Tenía una mirada de miedo en su rostro y temblaba ligeramente.
«Tenéis tres segundos», dijo Fernanda, con una sonrisa fría en los labios.
«Tres…».
¿Tres segundos? ¿De qué estaba hablando?
«DOS…».
Fue entonces cuando se dieron cuenta de que estaba contando antes de golpearlos. Antes de que llegara al uno, Andrew se volvió hacia Ritchie y se inclinó profundamente. «¡Lo siento!».
Los demás lo imitaron rápidamente, inclinándose y murmurando sus disculpas. Las disculpas resonaron en el estudio, sobresaltando a los estudiantes que acababan de regresar.
Todos habían visto a estos chicos acosar a Ritchie, pero esta vez las cosas se desarrollaron de manera diferente.
Ritchie se sentó con las manos apretadas en puños sobre el regazo.

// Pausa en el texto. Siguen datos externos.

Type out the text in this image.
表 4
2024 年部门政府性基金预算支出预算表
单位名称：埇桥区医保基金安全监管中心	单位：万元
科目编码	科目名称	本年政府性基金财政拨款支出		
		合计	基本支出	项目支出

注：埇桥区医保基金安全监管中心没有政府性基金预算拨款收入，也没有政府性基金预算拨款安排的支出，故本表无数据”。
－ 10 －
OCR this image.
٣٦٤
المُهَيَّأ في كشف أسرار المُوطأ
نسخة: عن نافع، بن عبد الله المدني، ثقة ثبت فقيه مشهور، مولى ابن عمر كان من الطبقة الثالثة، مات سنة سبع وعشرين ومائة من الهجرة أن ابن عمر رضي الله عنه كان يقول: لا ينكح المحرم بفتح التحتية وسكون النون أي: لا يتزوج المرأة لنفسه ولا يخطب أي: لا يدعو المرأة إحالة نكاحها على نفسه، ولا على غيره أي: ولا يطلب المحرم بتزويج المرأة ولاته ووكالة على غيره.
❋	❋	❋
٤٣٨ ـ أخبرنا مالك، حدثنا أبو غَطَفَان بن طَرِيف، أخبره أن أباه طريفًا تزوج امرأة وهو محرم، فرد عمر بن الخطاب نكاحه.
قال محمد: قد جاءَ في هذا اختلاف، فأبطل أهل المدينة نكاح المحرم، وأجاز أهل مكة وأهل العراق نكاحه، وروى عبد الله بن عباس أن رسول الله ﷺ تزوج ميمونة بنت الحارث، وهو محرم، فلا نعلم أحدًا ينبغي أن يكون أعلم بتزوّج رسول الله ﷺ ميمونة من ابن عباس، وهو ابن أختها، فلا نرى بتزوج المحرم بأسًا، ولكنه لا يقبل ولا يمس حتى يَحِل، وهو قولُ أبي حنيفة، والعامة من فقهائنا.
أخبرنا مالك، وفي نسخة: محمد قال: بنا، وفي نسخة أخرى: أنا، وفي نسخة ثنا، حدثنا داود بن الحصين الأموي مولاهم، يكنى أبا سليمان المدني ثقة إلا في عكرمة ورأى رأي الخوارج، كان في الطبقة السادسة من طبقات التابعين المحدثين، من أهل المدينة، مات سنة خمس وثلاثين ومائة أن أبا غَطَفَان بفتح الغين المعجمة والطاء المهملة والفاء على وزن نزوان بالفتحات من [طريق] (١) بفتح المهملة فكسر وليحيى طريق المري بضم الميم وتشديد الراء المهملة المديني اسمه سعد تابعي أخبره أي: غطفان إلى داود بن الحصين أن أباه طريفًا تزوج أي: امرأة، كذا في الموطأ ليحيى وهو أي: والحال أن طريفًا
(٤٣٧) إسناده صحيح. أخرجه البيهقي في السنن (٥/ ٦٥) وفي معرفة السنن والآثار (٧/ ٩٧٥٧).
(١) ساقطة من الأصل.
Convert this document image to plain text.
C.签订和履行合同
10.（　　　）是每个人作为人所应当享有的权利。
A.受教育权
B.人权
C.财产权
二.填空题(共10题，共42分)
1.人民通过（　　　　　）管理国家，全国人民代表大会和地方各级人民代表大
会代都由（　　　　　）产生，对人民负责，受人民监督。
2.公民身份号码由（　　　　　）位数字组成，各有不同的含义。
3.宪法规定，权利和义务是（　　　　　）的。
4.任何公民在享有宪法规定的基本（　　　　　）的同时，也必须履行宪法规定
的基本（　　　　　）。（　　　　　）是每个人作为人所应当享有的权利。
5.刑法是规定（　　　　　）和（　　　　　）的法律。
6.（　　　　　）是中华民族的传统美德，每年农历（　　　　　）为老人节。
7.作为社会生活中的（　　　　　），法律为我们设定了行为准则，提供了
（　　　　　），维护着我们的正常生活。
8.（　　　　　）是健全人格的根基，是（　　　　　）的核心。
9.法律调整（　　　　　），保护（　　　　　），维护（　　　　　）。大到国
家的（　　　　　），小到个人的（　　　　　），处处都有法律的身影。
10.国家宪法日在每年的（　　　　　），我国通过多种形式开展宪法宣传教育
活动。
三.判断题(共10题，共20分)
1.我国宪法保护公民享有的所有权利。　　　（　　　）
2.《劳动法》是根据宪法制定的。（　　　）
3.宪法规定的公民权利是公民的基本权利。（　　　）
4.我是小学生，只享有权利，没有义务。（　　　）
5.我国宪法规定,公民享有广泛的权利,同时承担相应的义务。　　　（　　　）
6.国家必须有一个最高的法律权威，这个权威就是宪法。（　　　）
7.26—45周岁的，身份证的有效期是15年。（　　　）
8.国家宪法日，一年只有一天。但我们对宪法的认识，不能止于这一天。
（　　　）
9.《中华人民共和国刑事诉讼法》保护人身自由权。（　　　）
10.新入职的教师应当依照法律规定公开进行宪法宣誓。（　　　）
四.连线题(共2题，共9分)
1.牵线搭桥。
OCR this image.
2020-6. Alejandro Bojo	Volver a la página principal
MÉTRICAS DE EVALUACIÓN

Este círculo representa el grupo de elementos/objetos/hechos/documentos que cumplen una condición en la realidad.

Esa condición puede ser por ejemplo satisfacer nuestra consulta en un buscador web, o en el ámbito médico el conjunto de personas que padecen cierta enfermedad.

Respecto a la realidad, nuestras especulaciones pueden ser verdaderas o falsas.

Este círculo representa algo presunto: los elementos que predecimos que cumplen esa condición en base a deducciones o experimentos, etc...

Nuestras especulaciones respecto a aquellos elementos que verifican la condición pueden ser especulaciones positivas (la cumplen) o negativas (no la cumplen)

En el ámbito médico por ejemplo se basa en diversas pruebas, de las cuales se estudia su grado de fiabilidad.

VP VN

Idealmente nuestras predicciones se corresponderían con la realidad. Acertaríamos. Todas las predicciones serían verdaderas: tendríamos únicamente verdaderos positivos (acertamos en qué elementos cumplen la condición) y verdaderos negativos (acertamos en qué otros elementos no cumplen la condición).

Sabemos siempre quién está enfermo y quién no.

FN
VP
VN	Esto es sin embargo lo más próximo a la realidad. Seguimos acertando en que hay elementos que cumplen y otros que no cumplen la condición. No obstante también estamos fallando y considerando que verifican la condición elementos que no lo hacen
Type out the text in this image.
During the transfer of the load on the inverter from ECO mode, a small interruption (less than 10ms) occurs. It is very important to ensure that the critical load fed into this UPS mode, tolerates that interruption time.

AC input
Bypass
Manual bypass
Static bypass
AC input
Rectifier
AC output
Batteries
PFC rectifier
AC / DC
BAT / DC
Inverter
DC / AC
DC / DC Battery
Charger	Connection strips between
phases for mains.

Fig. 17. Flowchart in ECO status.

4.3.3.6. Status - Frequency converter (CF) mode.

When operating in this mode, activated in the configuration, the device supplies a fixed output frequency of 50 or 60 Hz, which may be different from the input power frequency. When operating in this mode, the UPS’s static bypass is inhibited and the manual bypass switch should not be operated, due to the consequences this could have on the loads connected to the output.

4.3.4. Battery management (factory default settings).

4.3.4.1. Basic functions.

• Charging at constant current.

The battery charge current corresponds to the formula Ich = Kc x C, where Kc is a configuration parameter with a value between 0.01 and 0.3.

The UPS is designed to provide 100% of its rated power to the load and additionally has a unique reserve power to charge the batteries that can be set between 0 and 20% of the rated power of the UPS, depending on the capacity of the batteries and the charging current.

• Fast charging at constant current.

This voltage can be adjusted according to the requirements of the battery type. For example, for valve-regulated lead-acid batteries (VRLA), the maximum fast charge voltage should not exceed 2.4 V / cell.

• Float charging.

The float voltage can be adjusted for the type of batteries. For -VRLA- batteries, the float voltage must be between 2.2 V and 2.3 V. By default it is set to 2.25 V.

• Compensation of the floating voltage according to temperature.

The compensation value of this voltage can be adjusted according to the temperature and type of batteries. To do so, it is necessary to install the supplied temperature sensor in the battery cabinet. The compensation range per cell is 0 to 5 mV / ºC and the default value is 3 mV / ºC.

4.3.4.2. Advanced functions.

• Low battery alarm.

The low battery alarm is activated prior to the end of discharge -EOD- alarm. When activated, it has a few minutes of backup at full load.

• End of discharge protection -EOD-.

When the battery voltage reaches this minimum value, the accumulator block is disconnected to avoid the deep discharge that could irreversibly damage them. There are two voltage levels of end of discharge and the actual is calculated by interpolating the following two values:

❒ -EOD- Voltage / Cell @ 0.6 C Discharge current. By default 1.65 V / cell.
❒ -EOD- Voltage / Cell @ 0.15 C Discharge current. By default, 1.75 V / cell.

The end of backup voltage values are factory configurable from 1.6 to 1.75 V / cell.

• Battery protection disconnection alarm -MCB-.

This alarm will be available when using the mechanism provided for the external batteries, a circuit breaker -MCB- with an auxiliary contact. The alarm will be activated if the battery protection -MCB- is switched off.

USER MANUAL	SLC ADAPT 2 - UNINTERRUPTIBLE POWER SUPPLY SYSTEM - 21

«No acepto vuestras disculpas», dijo.
Andrew entró inmediatamente en pánico. «No era nuestra intención, Ritchie. Solo era una broma. Por favor, no te enfades. ¡Te reemplazaremos las pinturas que has derramado e incluso te daremos el doble de la compensación!».
«¡Sí, te conseguiremos pinturas nuevas inmediatamente!».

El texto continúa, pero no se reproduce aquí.